The chip does not yet power a working quantum computer. That step is still ahead. The next goal is to build a topological qubit that performs better than today’s alternatives. Quantum processor development remains a work in progress. Microsoft knows this is just the beginning.
As Dr Charlie Marcus, a lead researcher, explained, this step lays the foundation—but more work remains. Moving from lab proof to practical hardware will take time and global collaboration.
UK and global momentum
Governments around the world are betting big on quantum tech. The UK government has pledged over £2.5 billion towards quantum research in the next decade. This push includes funding for partnerships with private firms and universities. With breakthroughs like Majorana 1, Microsoft’s Majorana project is likely to play a key role in shaping this global future.
Its focus on topological qubits positions it uniquely in the competitive quantum landscape.
Distilled
Quantum computing promises to transform industries, economies, and science.
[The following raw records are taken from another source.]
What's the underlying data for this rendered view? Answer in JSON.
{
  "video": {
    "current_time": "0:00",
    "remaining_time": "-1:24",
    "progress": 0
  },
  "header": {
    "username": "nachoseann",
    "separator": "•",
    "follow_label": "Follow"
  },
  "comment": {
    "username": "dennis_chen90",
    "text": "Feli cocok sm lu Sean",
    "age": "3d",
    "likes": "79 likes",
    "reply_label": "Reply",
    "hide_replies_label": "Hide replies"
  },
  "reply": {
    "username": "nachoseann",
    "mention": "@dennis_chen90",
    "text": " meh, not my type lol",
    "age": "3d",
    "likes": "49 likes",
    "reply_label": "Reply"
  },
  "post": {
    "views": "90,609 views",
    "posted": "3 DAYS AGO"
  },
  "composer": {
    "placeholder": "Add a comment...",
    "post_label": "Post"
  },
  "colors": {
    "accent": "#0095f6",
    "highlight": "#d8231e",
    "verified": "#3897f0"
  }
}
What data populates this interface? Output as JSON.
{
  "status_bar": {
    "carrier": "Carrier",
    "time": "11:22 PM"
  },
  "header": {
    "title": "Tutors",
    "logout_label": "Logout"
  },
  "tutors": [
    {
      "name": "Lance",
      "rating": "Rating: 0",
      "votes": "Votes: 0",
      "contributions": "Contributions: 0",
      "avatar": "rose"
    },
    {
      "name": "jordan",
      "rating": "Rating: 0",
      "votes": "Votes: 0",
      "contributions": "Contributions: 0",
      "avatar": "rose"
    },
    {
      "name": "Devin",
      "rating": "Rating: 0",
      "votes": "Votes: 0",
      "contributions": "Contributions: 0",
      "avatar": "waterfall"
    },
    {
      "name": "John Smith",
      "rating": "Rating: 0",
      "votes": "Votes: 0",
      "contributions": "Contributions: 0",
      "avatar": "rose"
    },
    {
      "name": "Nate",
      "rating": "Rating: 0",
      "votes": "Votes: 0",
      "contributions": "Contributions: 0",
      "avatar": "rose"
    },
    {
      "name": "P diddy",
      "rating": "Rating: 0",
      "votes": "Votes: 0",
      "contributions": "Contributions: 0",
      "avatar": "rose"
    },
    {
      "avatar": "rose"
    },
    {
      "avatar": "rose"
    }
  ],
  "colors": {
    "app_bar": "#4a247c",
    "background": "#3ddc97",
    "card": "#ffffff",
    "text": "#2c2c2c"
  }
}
But this transformation will not happen overnight. Microsoft’s Majorana 1 chip is a hopeful sign that the quantum computing breakthrough is within reach. The discovery of Majorana zero modes moves the field beyond theory. It shows that stable, scalable quantum processor development is possible in thought experiments and hardware.
As more research validates these findings, we may look back to 2025, which was the year quantum supercomputing advancements truly turned a corner.